I agree that sometimes age difference shouldn't be a big concern to the VOs, but come on, 35 years difference is pretty extreme. I don't see how you could've thought your case was pretty "straight forward". You also have to understand, maybe your wife won't understand because she is fairly young, but if a genuine couple really loves each other, they would be willing to live in either the sponsor's country, or the applicant's country. I understand the quality of living in Canada is better, but you have to prepare for the possibility that she will be refused, and not just revolve all your future plans around coming to Canada (if a couple only thinks about their future in Canada only, that's a big red flag to the CIC).
And I think you should be a little concerned, if she's so depressed and sad and became dangerously thin, about not being able to come to Canada, because she's supposed to marry you for love right?

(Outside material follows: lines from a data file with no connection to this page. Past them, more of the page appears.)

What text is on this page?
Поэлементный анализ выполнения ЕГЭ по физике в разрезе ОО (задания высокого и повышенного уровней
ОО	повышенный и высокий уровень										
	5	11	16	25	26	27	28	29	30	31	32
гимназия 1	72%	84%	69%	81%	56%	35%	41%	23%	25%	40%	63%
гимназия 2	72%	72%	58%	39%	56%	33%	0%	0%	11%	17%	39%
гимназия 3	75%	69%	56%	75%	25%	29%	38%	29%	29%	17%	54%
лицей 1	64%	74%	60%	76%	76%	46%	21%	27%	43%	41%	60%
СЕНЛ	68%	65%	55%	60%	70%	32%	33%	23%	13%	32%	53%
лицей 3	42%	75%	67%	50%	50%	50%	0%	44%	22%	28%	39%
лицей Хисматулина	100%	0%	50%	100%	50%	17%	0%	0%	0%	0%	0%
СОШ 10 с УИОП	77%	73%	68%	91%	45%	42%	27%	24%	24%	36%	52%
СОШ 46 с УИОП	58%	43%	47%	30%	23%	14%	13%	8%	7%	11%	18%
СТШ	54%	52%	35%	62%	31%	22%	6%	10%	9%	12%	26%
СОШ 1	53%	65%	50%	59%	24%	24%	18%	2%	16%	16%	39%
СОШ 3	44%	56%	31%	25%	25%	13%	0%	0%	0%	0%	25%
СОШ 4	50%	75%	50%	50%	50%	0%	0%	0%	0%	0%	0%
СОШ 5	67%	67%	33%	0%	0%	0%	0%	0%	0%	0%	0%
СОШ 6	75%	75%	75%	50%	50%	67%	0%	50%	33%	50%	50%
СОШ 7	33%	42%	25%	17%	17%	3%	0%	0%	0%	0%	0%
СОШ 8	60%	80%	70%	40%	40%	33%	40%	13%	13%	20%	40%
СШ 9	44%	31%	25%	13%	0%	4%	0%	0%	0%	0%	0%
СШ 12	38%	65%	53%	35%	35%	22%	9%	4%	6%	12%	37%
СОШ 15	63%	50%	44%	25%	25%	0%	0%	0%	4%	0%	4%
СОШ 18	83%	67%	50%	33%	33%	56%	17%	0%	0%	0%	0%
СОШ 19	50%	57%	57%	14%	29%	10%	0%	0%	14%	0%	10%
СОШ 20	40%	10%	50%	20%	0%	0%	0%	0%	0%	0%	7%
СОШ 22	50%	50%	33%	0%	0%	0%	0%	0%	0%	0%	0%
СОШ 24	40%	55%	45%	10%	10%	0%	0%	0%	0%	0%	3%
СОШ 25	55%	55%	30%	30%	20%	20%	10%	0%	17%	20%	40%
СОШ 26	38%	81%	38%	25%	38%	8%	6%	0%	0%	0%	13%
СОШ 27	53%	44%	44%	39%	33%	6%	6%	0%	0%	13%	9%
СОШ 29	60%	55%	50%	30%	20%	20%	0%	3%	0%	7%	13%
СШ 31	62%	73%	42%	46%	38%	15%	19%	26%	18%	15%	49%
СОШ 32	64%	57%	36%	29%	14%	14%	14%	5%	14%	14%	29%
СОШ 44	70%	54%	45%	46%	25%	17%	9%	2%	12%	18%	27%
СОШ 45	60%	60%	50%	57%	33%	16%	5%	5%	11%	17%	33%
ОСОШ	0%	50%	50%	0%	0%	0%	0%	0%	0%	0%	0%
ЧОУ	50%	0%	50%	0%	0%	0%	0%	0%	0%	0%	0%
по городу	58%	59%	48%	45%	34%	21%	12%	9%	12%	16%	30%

Marrying you for love, it would not matter where you end up living, Colombia, or otherwise, as long as you "have each other".
Sorry if I come off as a little harsh, but you can't just ask, "Since when is it illegal to marry someone of legal age?" and "Is there a law against marrying so many times?" If this was canadian to canadian marriage, of course you can even have a 100 year old marry a 18 year old, and the governemnt wont care. But the fact is your wife is not a Canadian, so the governemnt has every right to evaluate the genuineness of your marriage. As a foreign national, she is not entitled to anything here in Canada, if she wants to arrive here, she has to demonstrate she is not coming here primarily to enter Canada. And when I hear you tell me, she's getting thin, depressed about being refused, I'm just shaking my head, because she should've just said, "Ok honey, well let's try to appeal and see what happens, if not whatever, it's ok, we still have each other, we'll make things work here." I mean you guys come on, if you really were a genuine couple, you should be able and willing to live in her country. If you could look into a crystal ball, and see that she will be refused forever, would you have chosen to marry her? If no, then that means you don't really truly love her with all your heart and vice versa for her, if she could look into a crystal ball and see she cannot come canada, would she marry you? If she really did love you, she wouldn't be crying over this refusal at all becuase she still has her husband!
I think you should seriously have a talk with your wife, and discuss what your plans would be if she was refused after the appeal (this is what EVERY couple should be doing, by the way) If she cannot accept a future without being in Canada, then you should reassess your future with her.